In his first term, Bratton used the foundation to fund his consultant friends. One was George Kelling, whom Bratton called his “intellectual mentor.” In 1994, the foundation paid Kelling $25,000 to write a report on the then-ubiquitous squeegee men. Kelling, in turn, was so enamored of Bratton that, in an article for the Manhattan Institute’s City Journal, he compared Bratton to the Greek philosopher Plato.
The foundation also paid $137,000 to John Linder, a New Mexico-based consultant who wrote Bratton’s vaunted seven-crime strategies. To meet a Bratton-set deadline, Linder slept on a couch in Bratton’s office.
Linder’s report was apparently so well-received that, after Giuliani fired Bratton in 1996, he hired Linder to write a $300,000 report to straighten out the city’s child welfare bureaucracy.
When Kelly returned as commissioner in 2002, the foundation began paying Kelly’s $1,500 annual membership at the Harvard Club as well as his dining and entertainment expenses. This occurred after the foundation turned down his request for an American Express card.
Kelly had to amend his financial disclosure forms, which did not include the Harvard Club arrangement, after NYPD Confidential reported this perk.
In 2006, the foundation began paying an annual $96,000 fee to Hamilton South, whose job began as a marketing consultant for the foundation but morphed into that of a high-powered public relations man for Kelly as he pondered running for mayor in 2009.
The payments for the Harvard Club and for South lasted until Kelly left office at the end of 2013.
Meanwhile, in 2010, Kelly forced out the foundation’s longtime executive director, Pam Delaney, ostensibly because she was earning more money than he was. She was replaced by her longtime assistant Gregg H. Roberts, who cut off all contact with her.
Meanwhile, Valerie Salembier, a senior vice president of the Hearst Corporation, became the foundation’s chairwoman. She cut all contact with the media unless it had Kelly’s approval.
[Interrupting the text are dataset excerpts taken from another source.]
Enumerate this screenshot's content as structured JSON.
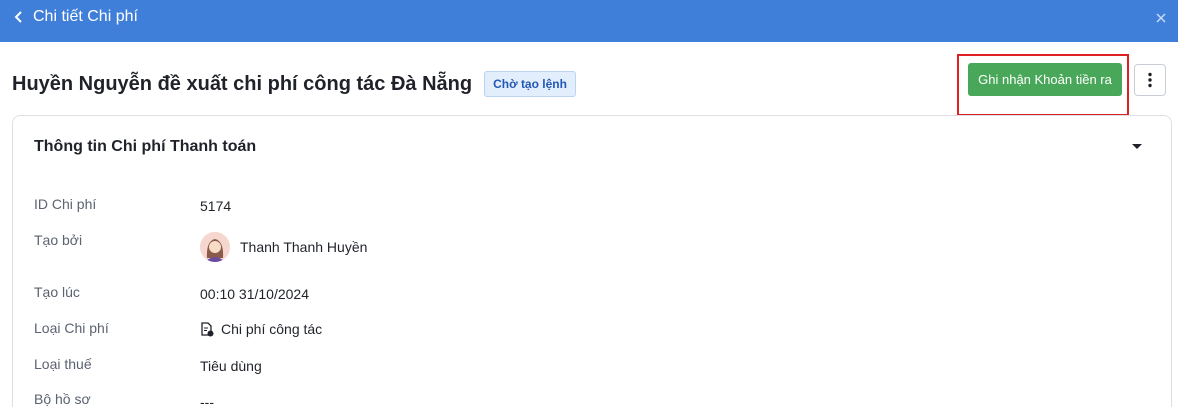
{
  "header": {
    "back_label": "Chi tiết Chi phí",
    "back_icon": "chevron-left-icon",
    "close_icon": "close-icon",
    "color": "#3f7fd9"
  },
  "page": {
    "title": "Huyền Nguyễn đề xuất chi phí công tác Đà Nẵng",
    "status": "Chờ tạo lệnh",
    "primary_action": "Ghi nhận Khoản tiền ra",
    "primary_color": "#49a75a",
    "highlight_color": "#e02020",
    "more_icon": "more-vertical-icon"
  },
  "card": {
    "title": "Thông tin Chi phí Thanh toán",
    "toggle_icon": "caret-down-icon",
    "fields": [
      {
        "label": "ID Chi phí",
        "value": "5174"
      },
      {
        "label": "Tạo bởi",
        "value": "Thanh Thanh Huyền",
        "icon": "avatar"
      },
      {
        "label": "Tạo lúc",
        "value": "00:10 31/10/2024"
      },
      {
        "label": "Loại Chi phí",
        "value": "Chi phí công tác",
        "icon": "document-icon"
      },
      {
        "label": "Loại thuế",
        "value": "Tiêu dùng"
      },
      {
        "label": "Bộ hồ sơ",
        "value": "---"
      }
    ]
  }
}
She subsequently became an assistant commissioner in the police department’s public information office.
Returning as commissioner, Bratton is again relying on Kelling, one of the framers of Bratton’s “broken windows” theory of policing that marked his overhaul of the NYPD during his first term as commissioner.
Earlier this month, he and Kelling rode the subways together to learn about minor crime problems. Bratton said Kelling would lead a survey of parks and open spots like Times Square.
Last month, Linder was seen leaving City Hall with Miller and Steve Davis, the Deputy Commissioner for Public Information.
A third consultant, Robert Wasserman, has also been around.
In 2012, Bratton was hired as a consultant to the Oakland police department. In early 2013, the city had Wasserman conduct a crime-reduction study on “Collaborative Policing” in partnership with Bratton.
The report contained such bromides as: “Collaborative policing is based on Sir Robert Peel’s principle #5. ‘Police, at all times, should maintain a relationship with the public that gives reality to the historic tradition that the police are the public and the public are the police.’”
And: “Whereas ‘community policing’ focused on sending police officers into the community, ‘collaborative policing’ goes further by bringing the community into policing.”
For this, Wasserman was paid $350,000.
Last week this reporter asked Roberts and the Police Foundation’s new chairman, Dale Hemmerdinger, whether the nonprofit is paying Kelling, Linder or Wasserman as consultants.
Neither Hemmerdinger nor Roberts returned phone calls and an email.